Educating Patients on Germline and Somatic Testing


Drs Benjamin Levy and Lori J Wirth describe the differences between germline and somatic mutations, explain how these are detected and used to guide treatment for lung and thyroid cancer, and comment on counseling patients about concerns of hereditary findings.

Hossein Borghaei, DO, MS: Dr Wirth, I’m going to ask you to outline, in a simplified fashion, the differences between germline mutations in a way that you would explain it to your patient in the clinic.

Lori Wirth, MD: This question is really relevant for people with medullary thyroid cancer [MTC], where about 25% of medullary thyroid cancers occur in the setting of a familial syndrome. Other thyroid cancers are almost never associated with a familial inherited syndrome. Other thyroid cancers are, but they’re very uncommon, whereas 25% of MTCs will occur in a familial setting. Those are the patients who harbor germline mutations. We can detect those mutations by a simple blood test, and what we’re doing is detecting a mutation in the RET gene, which was inherited from one’s mother or father through the egg or the sperm and is present in every cell in the body. We send off a blood test because that RET mutation that’s germline can be detected in the blood cells as well as any other tissue that you would biopsy.

That’s done because we want to make sure we know whether our individual patient has the familial syndrome, and we care for not just that patient but also the patient’s first-degree family members—their mother, father, siblings, and children. It’s important to identify every single index case because occasionally families are identified when the first person in the family gets a diagnosis of MTC. Then the other family members can be identified and be appropriately treated.

That’s different from a somatic mutation in RET that can also cause medullary thyroid cancer, and that somatic mutation will arise in the thyroid tissue itself, inherited not from the mother or the father but just by bad luck and being a human being. A mutation will spontaneously occur in the thyroid gland, in the RET gene, and that mutation will give rise to a medullary thyroid cancer. We can test for somatic mutations in MTC tumor biopsies and identify RET mutations in the cancer itself in a large number of patients who don’t have the familial syndrome.

Hossein Borghaei, DO, MS: What are some of the more common questions you get from your patients after you’ve discussed the results of the molecular testing?

Lori Wirth, MD: The most common one is, “Does this mean that there’s a good drug for me?” Having a good therapeutic option is, of course, the most important thing. Fortunately, there are many patients who do have mutations that would have a gene-specific therapy available to them, and then the question is, “If there are several options, what’s the best option for this patient?” As Ms. Ferris mentioned, we often think about sequencing therapy as well because we hope our patients are going to live for a long time and maybe have more than one drug therapy in their lifetimes. The other thing that people are very worried about is if they can pass this on to their kids. It can be difficult to explain that for most of our molecular diagnostics, we’re not getting results that have anything to do with genes that can be passed on to one’s kids. Often, we forget to talk about that with patients, and often people forget to ask us to clarify that. Normally these tests don’t detect mutations that can be passed on to one’s kids.

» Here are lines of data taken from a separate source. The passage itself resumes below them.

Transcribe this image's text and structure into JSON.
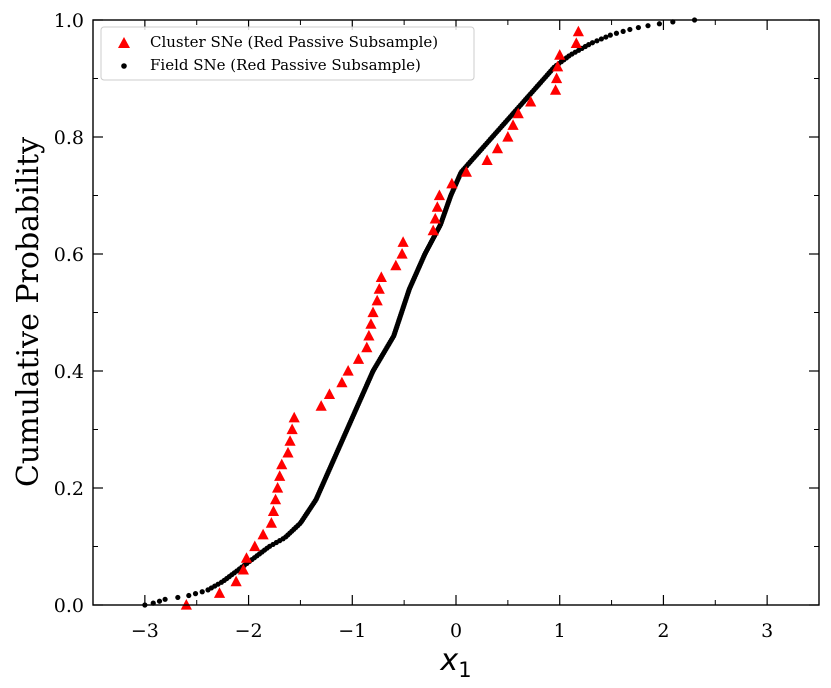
{
  "chart_data": {
    "type": "scatter",
    "title": "",
    "xlabel": "x",
    "xlabel_subscript": "1",
    "ylabel": "Cumulative Probability",
    "xlim": [
      -3.5,
      3.5
    ],
    "ylim": [
      0.0,
      1.0
    ],
    "x_ticks": [
      -3,
      -2,
      -1,
      0,
      1,
      2,
      3
    ],
    "x_tick_labels": [
      "−3",
      "−2",
      "−1",
      "0",
      "1",
      "2",
      "3"
    ],
    "y_ticks": [
      0.0,
      0.2,
      0.4,
      0.6,
      0.8,
      1.0
    ],
    "y_tick_labels": [
      "0.0",
      "0.2",
      "0.4",
      "0.6",
      "0.8",
      "1.0"
    ],
    "grid": false,
    "legend_position": "top-left",
    "series": [
      {
        "name": "Cluster SNe (Red Passive Subsample)",
        "marker": "triangle",
        "color": "#ff0000",
        "x": [
          -2.6,
          -2.28,
          -2.12,
          -2.05,
          -2.02,
          -1.94,
          -1.86,
          -1.78,
          -1.76,
          -1.74,
          -1.72,
          -1.7,
          -1.68,
          -1.62,
          -1.6,
          -1.58,
          -1.56,
          -1.3,
          -1.22,
          -1.1,
          -1.04,
          -0.94,
          -0.86,
          -0.84,
          -0.82,
          -0.8,
          -0.76,
          -0.74,
          -0.72,
          -0.58,
          -0.52,
          -0.51,
          -0.22,
          -0.2,
          -0.18,
          -0.16,
          -0.04,
          0.1,
          0.3,
          0.4,
          0.5,
          0.55,
          0.6,
          0.72,
          0.96,
          0.97,
          0.98,
          1.0,
          1.16,
          1.18
        ],
        "y": [
          0.0,
          0.02,
          0.04,
          0.06,
          0.08,
          0.1,
          0.12,
          0.14,
          0.16,
          0.18,
          0.2,
          0.22,
          0.24,
          0.26,
          0.28,
          0.3,
          0.32,
          0.34,
          0.36,
          0.38,
          0.4,
          0.42,
          0.44,
          0.46,
          0.48,
          0.5,
          0.52,
          0.54,
          0.56,
          0.58,
          0.6,
          0.62,
          0.64,
          0.66,
          0.68,
          0.7,
          0.72,
          0.74,
          0.76,
          0.78,
          0.8,
          0.82,
          0.84,
          0.86,
          0.88,
          0.9,
          0.92,
          0.94,
          0.96,
          0.98
        ]
      },
      {
        "name": "Field SNe (Red Passive Subsample)",
        "marker": "dot",
        "color": "#000000",
        "curve_x": [
          -3.0,
          -2.9,
          -2.8,
          -2.6,
          -2.4,
          -2.25,
          -2.1,
          -1.95,
          -1.8,
          -1.65,
          -1.5,
          -1.35,
          -1.2,
          -1.0,
          -0.8,
          -0.6,
          -0.45,
          -0.3,
          -0.15,
          -0.05,
          0.05,
          0.2,
          0.35,
          0.5,
          0.65,
          0.8,
          0.95,
          1.1,
          1.3,
          1.5,
          1.7,
          1.9,
          2.1,
          2.3
        ],
        "curve_y": [
          0.0,
          0.004,
          0.01,
          0.015,
          0.025,
          0.04,
          0.06,
          0.08,
          0.1,
          0.115,
          0.14,
          0.18,
          0.24,
          0.32,
          0.4,
          0.46,
          0.54,
          0.6,
          0.65,
          0.7,
          0.74,
          0.77,
          0.8,
          0.83,
          0.86,
          0.89,
          0.92,
          0.94,
          0.96,
          0.975,
          0.985,
          0.992,
          0.997,
          1.0
        ],
        "n_points": 310
      }
    ]
  }
}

Hossein Borghaei, DO, MS: That’s great. Ben, are these very similar to the questions that you get after discussing biomarker testing?

Benjamin Levy, MD: One of the things patients want to know, as Dr. Wirth mentioned, “Is this inherited? Do I need my kids or my family members tested?” We have a discussion about what’s a germline mutation and what’s a somatic mutation and what can we act on. We want to know about the available therapies. For some of these genes, often there are competing therapies, and there may be news out there about one therapy over the next. Patients still want to know about the role of immunotherapy.

The direct-to-consumer advertising has been very effective. It says, “Is there a role for immunotherapy down the line?” Patients in my practice want to know what the intent of therapy is. This is a very important discussion to level set what the goals of therapy are. I’m very honest with my patients, and hopefully Ms. Kimmel can attest to this. I tell them, “The drugs will not melt the tumor all the way; that’s unlikely. But the goal is to shrink this down and keep it down for a very long period of time. We’ve come a long way, and we think this drug will selectively kill your tumor cells without much collateral damage. It will improve your symptoms, your quality of life, your longevity.”

Those are things that I always talked about. One of my favorite phrases is “shared expectations.” What are the shared expectations as we start on this journey together? I try to go over those. People will think, “Targeted therapy, precision medicine.” Yes, it’s very exciting. It’s a great time to be in the field of lung cancer. Patients are fortunate enough to see therapies that we wouldn’t dream we would have. That said, we need to be mindful of what the goals are and have those shared expectations as we go through the process and the journey with the patient.

Hossein Borghaei, DO, MS: Great points as usual. Thanks. Ms. Ferris, anything to add to this discussion?

Andrea Ferris: No, it’s been very informative and terrific. I encourage everybody to get comprehensive biomarker testing if you’ve been diagnosed with non–small cell lung cancer.

This transcript has been edited for clarity.